The parallel is perfect actually, for it became a sudden death situation if I ever saw a sudden death situation.

Fair? Hmm! Debatable.

But what 14 million viewers wanted to see? Yes, and a resounding yes.

For the regulations allow the course director to use his discretion and as Michael Masi pointed out to a very disgruntled Mercedes boss, Toto Wolff, ‘this is a car race’.

You can’t really argue with that one.

And indeed, as the boss of Team Mercedes, old Toto should have known that one. It’s the moto’s Toto.

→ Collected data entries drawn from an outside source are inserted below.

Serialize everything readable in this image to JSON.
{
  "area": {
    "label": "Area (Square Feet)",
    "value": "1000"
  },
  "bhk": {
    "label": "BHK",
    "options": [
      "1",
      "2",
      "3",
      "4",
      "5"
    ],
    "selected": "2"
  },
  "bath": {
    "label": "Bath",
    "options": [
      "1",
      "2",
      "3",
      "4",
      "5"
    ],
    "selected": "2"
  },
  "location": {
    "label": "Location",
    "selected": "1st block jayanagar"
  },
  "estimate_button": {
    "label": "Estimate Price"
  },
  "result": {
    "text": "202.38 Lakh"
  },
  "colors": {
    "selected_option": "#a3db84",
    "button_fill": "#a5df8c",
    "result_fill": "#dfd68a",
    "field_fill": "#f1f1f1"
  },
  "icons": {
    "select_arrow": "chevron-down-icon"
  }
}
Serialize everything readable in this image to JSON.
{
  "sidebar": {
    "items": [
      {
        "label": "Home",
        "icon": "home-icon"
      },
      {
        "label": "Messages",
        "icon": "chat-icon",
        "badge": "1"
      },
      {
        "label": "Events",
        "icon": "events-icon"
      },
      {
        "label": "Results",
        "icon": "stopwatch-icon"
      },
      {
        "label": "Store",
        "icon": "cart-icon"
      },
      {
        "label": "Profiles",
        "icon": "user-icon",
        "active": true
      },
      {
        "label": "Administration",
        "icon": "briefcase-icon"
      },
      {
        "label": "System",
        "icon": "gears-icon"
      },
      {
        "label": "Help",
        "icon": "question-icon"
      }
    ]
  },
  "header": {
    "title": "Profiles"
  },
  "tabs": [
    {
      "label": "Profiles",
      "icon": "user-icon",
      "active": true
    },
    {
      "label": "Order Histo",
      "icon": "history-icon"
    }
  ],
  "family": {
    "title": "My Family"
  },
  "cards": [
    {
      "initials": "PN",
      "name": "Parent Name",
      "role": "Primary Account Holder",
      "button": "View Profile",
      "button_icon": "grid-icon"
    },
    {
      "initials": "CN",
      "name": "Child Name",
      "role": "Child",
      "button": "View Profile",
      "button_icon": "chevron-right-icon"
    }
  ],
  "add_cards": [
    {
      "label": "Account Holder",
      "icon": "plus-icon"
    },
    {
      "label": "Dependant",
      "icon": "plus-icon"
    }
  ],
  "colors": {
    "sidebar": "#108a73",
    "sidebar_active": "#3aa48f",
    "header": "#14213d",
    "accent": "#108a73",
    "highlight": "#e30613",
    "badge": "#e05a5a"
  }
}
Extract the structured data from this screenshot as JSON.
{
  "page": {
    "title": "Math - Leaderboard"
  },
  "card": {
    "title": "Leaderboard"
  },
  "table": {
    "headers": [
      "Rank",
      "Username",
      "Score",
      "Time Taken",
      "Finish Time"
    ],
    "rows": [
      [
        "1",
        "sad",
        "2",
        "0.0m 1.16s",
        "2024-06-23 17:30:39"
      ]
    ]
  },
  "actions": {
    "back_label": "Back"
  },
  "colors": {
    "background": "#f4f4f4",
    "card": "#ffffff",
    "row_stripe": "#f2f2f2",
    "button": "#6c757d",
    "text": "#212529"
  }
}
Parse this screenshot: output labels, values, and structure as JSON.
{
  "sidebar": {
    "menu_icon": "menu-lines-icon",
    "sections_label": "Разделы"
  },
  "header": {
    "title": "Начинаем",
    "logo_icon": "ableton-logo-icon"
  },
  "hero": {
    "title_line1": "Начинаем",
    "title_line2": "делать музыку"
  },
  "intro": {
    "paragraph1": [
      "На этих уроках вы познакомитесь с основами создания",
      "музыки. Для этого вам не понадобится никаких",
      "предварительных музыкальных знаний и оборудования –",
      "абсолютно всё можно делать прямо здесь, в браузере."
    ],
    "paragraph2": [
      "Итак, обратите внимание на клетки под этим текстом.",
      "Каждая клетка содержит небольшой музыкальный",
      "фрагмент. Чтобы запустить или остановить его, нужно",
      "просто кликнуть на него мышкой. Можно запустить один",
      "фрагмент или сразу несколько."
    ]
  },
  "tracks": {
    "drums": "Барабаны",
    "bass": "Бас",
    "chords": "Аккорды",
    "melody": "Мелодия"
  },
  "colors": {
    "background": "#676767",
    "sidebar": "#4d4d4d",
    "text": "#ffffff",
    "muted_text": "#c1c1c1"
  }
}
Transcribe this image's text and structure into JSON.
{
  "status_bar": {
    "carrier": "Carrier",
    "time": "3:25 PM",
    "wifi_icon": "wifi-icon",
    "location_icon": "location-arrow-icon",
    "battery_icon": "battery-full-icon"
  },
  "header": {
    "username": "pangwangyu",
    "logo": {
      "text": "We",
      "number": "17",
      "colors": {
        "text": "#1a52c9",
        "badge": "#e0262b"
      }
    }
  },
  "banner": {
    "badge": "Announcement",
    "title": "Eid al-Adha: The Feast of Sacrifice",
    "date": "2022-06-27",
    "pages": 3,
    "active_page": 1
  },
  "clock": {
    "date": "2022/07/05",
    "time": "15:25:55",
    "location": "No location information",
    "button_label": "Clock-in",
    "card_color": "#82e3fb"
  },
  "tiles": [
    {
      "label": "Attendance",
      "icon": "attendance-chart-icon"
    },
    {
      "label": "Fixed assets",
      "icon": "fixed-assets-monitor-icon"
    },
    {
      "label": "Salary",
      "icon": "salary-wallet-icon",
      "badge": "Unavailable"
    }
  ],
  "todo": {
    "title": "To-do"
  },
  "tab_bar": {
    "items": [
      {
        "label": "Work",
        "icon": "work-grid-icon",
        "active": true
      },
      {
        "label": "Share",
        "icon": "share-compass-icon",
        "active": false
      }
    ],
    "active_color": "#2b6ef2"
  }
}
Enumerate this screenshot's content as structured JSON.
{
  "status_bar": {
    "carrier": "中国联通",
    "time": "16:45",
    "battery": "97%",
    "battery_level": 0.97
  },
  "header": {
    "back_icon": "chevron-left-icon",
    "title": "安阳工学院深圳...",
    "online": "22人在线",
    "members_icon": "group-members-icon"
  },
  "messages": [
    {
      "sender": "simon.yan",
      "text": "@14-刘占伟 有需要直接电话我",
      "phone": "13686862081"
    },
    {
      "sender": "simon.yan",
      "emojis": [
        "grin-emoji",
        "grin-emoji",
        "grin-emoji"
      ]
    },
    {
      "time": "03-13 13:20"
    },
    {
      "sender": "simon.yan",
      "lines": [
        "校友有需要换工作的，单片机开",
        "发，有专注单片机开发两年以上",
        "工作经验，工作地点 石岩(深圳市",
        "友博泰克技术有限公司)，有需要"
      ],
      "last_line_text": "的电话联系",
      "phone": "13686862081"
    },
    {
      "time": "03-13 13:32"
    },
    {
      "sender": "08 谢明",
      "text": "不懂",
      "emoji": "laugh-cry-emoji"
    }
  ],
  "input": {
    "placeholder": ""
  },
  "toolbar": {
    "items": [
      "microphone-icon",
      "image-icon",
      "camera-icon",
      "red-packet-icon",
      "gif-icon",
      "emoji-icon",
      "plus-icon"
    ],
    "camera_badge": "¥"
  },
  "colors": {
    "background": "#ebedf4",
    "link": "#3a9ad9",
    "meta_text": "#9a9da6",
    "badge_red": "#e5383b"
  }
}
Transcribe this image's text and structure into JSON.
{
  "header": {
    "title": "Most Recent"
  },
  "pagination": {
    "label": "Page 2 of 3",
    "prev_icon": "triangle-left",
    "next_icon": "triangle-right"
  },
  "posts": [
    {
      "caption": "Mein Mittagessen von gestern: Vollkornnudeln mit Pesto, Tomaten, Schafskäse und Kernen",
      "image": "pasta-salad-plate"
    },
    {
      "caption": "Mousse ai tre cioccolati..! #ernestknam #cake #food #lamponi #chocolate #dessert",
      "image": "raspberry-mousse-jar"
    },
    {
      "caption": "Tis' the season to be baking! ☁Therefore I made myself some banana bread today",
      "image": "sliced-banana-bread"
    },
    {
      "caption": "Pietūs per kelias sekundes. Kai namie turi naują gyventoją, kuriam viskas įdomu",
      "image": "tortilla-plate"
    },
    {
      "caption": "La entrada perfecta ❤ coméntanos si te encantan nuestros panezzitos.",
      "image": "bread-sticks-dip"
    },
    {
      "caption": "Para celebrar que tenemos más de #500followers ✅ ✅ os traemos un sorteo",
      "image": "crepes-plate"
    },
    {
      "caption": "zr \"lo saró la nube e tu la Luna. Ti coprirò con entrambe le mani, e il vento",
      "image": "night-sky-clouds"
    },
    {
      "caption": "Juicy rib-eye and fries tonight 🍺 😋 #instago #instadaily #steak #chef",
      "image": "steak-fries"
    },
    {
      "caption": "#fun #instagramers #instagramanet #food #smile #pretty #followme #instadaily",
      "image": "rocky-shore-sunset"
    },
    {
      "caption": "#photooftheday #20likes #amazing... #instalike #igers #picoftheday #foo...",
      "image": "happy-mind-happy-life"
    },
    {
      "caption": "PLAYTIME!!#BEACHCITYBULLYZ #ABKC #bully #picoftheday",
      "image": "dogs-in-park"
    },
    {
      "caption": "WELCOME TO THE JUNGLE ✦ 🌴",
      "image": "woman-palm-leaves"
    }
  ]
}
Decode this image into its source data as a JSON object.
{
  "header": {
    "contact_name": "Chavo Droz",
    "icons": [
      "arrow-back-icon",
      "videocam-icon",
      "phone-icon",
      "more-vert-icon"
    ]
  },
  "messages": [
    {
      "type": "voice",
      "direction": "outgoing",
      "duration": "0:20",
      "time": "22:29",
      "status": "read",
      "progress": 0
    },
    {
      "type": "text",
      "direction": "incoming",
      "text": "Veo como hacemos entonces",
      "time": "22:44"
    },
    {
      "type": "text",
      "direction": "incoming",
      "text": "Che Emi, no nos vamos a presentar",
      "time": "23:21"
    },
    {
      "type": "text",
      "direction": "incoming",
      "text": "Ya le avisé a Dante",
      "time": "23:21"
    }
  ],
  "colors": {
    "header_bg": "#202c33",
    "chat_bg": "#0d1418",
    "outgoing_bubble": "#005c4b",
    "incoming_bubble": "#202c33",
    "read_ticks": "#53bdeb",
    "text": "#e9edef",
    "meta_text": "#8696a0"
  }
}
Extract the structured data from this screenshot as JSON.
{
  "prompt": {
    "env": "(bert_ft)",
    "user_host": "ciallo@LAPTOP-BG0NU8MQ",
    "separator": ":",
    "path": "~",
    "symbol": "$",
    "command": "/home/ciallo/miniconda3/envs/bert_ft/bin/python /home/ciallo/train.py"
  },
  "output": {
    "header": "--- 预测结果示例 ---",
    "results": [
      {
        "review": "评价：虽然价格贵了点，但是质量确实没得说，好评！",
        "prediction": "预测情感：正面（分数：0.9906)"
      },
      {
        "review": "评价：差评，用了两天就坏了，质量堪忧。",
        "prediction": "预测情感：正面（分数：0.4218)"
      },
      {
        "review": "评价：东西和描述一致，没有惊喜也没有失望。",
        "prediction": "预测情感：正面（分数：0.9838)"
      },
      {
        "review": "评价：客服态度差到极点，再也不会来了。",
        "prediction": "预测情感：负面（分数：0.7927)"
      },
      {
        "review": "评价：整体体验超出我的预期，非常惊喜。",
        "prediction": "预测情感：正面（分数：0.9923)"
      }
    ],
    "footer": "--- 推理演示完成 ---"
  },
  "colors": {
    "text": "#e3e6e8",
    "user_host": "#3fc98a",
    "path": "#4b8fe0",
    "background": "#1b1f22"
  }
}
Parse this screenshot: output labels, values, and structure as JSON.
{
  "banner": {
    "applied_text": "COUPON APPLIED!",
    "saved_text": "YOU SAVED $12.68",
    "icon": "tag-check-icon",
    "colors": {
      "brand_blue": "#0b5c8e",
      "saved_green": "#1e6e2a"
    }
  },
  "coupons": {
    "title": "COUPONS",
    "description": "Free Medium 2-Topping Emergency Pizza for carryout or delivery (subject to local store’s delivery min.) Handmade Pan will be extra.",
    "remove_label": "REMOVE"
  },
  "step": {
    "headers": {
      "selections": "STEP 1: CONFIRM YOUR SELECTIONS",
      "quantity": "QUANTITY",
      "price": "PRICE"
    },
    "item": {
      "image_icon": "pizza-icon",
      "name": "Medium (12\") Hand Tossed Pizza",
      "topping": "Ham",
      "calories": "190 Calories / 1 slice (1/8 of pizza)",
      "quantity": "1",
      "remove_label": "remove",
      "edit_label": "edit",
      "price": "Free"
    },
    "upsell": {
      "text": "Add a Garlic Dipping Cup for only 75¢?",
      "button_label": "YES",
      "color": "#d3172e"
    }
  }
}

Well I’m playing on the Old today at 12.30. Probably the last time this year. I must have played it about thirty times this season. My golf is as wayward as ever though. Albeit I had a bit of an enlightened moment on the practice area last week when I started my swing from three quarters the way up. This made sure I had a straight left arm and square club face and may be the way forward? We shall see. I can’t do takeaways (well perhaps a Kebab Mahal if pushed).

Next year promises to be very interesting as I’m back into my old club Mortonhall in Edinburgh and I will be juggling a bit of work at Dean Banks at The Pompadour, a bit of golf around St Andrews and a few other projects which I shall reveal nearer the time.

I did have a pretty crazy dream about Mortonhall last night though. A hazy mix of old faces alongside the new changed modern dynamic that is now Mortonhall Golf Club and a very forthright lady who I remembered from telling me off for not wearing my mask at the club last year. A fair point she indeed had, but I left primary 2 a few moons ago my dear.

Of course, the irrepressible clubmaster David Henderson was there in full flow, a butler who looked like Leonardo di Capriccio, a new tip-top drinking den somewhere near the first tee, a lot of very critical looking faces, a taxi for McLaren and the most kindly chap from Elie who looked like our Andy Bubbles, the characterful Irish sommelier at The Pomp.

All pretty rum stuff all said, apart from a few unrecognisable missed calls on the old phone and the taxi for McLaren of course.

On not getting a ‘like’ from Tom Coyne

It doesn’t piss me off that much to be honest. I mean maybe he doesn’t read the comments on his Instagram account posts. But last week he posted about having some swanky breakfast in a golf club somewhere in America and I commented about the forthcoming opening of Dean Banks’s new restaurant in Golf Place, St Andrews, just around the corner from the Old Course. I indicated that you could get there if you hit a lob wedge shank from the valley of sin on the 18th and suggested that we could possibly catch up over a lunch there next time he was across. But he didn’t reply.

Now this is maybe a bit sour grapes on my behalf. Tom Coyne has been immensely successful as a golf writer with his books, starting off with ‘A Course called Ireland’ and then with the follow up ‘A Course called Scotland’ and now indeed one on America.

I emailed him a couple of years ago and explained that I had also been thinking about playing golf around Ireland twenty years back after reading a book about a bloke taking a fridge around Ireland (Tony Hawks ”Round Ireland with a Fridge”) and low and behold, Tom admitted that that was what had inspired him to do the trip also. Funny how things work?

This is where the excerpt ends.